First of all I just wanted to say that I think it is a good thing, and a step in the right direction, that you admitted on here that you are suicidal. I think that holding that in and not telling people can prevent you from getting help. I am glad that you have told a local doctor. That was very brave of you to do!
I am sorry that you are unable to take any medication for your depression. But there are other ways to get past how you are feeling now besides taking medication. Seeing a therapist could be very helpful for you. If you are unable to see a therapist because you do not want your parents to know or anything like that, you can look into seeing a counselor at the school you go to. Usually they are free at colleges and universities. So that is something you may want to look into. If your parents would pay for you to see someone then you can even tell your parents that you are stressed out and you want to talk to someone- you do not have to tell them exactly why you want to go.
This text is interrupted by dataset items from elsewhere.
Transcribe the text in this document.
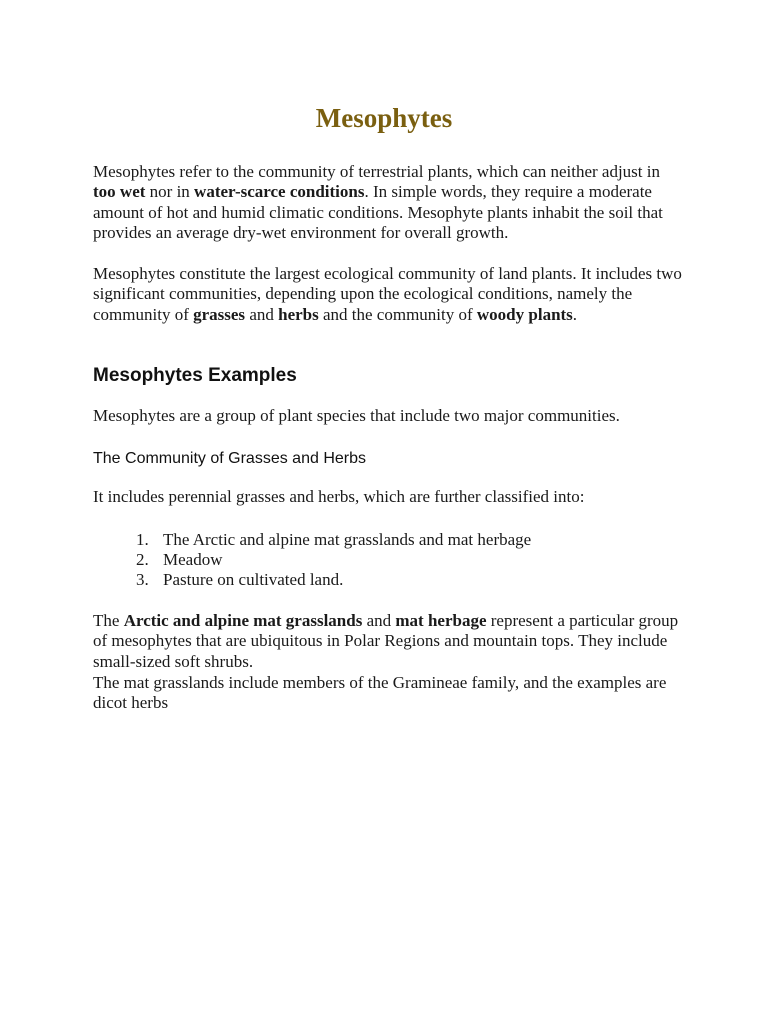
Mesophytes

Mesophytes refer to the community of terrestrial plants, which can neither adjust in too wet nor in water-scarce conditions. In simple words, they require a moderate amount of hot and humid climatic conditions. Mesophyte plants inhabit the soil that provides an average dry-wet environment for overall growth.

Mesophytes constitute the largest ecological community of land plants. It includes two significant communities, depending upon the ecological conditions, namely the community of grasses and herbs and the community of woody plants.

Mesophytes Examples

Mesophytes are a group of plant species that include two major communities.

The Community of Grasses and Herbs

It includes perennial grasses and herbs, which are further classified into:

1. The Arctic and alpine mat grasslands and mat herbage
2. Meadow
3. Pasture on cultivated land.

The Arctic and alpine mat grasslands and mat herbage represent a particular group of mesophytes that are ubiquitous in Polar Regions and mountain tops. They include small-sized soft shrubs.

The mat grasslands include members of the Gramineae family, and the examples are dicot herbs
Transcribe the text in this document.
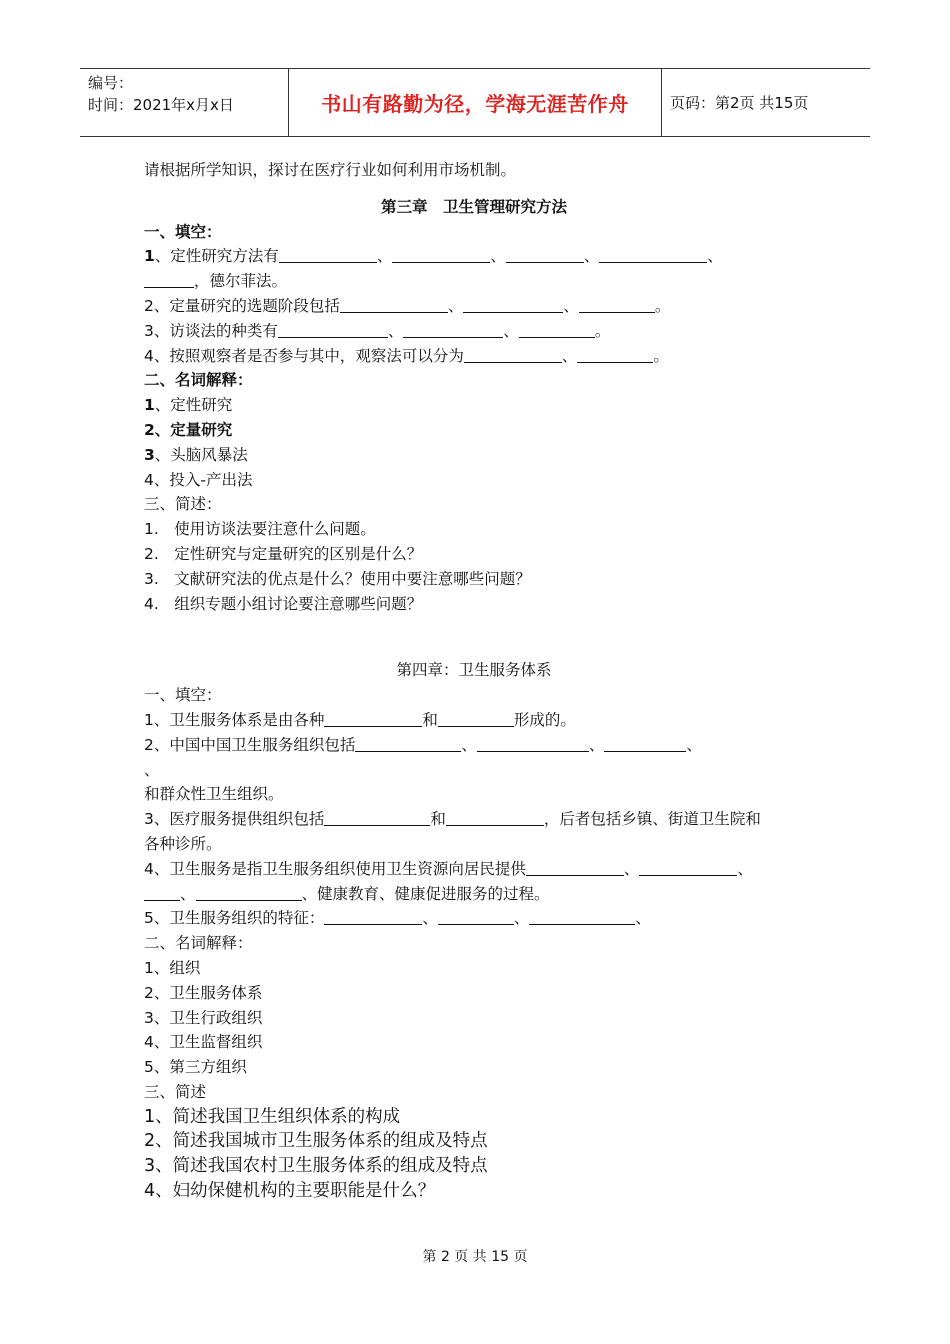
编号：
时间：2021年x月x日	书山有路勤为径，学海无涯苦作舟	页码：第2页 共15页
请根据所学知识，探讨在医疗行业如何利用市场机制。
第三章　卫生管理研究方法
一、填空：
1、定性研究方法有	、	、	、	、
，德尔菲法。
2、定量研究的选题阶段包括	、	、	。
3、访谈法的种类有	、	、	。
4、按照观察者是否参与其中，观察法可以分为	、	。
二、名词解释：
1、定性研究
2、定量研究
3、头脑风暴法
4、投入-产出法
三、简述：
1.　使用访谈法要注意什么问题。
2.　定性研究与定量研究的区别是什么？
3.　文献研究法的优点是什么？使用中要注意哪些问题？
4.　组织专题小组讨论要注意哪些问题？
第四章：卫生服务体系
一、填空：
1、卫生服务体系是由各种	和	形成的。
2、中国中国卫生服务组织包括	、	、	、
、
和群众性卫生组织。
3、医疗服务提供组织包括	和	，后者包括乡镇、街道卫生院和
各种诊所。
4、卫生服务是指卫生服务组织使用卫生资源向居民提供	、	、
、	、健康教育、健康促进服务的过程。
5、卫生服务组织的特征：	、	、	、
二、名词解释：
1、组织
2、卫生服务体系
3、卫生行政组织
4、卫生监督组织
5、第三方组织
三、简述
1、简述我国卫生组织体系的构成
2、简述我国城市卫生服务体系的组成及特点
3、简述我国农村卫生服务体系的组成及特点
4、妇幼保健机构的主要职能是什么？
第 2 页 共 15 页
I understand some of the feelings that you are having. But please please do me a favor- I know that you dont know me but please....please dont sleep with a knife under your pillow. I understand why you do it, but please dont do that anymore. Clearly there is part of you that wants to keep fighting and wants to keep living even though right now it seems almost impossible. That part of you is sometimes silenced by the depression and suicidal thoughts, sometimes you are unable to hear that part of yourself that is telling you to live. Sometimes you have to take a step back and listen carefully before you can hear that part of yourself. So my point is, if you are sleeping with the knife under your pillow, you may end up not giving that part of yourself that wants to live the chance to speak up and be heard before you do something. I know thats what happened with me. I tried to kill myself because I got to the point where I was unable to hear the part of myself that wanted to live. And when I finally tried to kill myself, I did it irrationally, out of the blue basically, so I didnt take that step back to try to listen for that part of myself. I wish now that I had taken that time to listen to myself because there was a part of me that wanted to live. Obviously I got lucky and survived, but I could have died and it would have been because I didnt pause to listen to the part of me that wanted to live. If you have the knife under your pillow you could potentially do the same thing and end up acting before being able to pause and listen. So please, just put the knife away so that you can take that time to let the part of you that wants to live speak.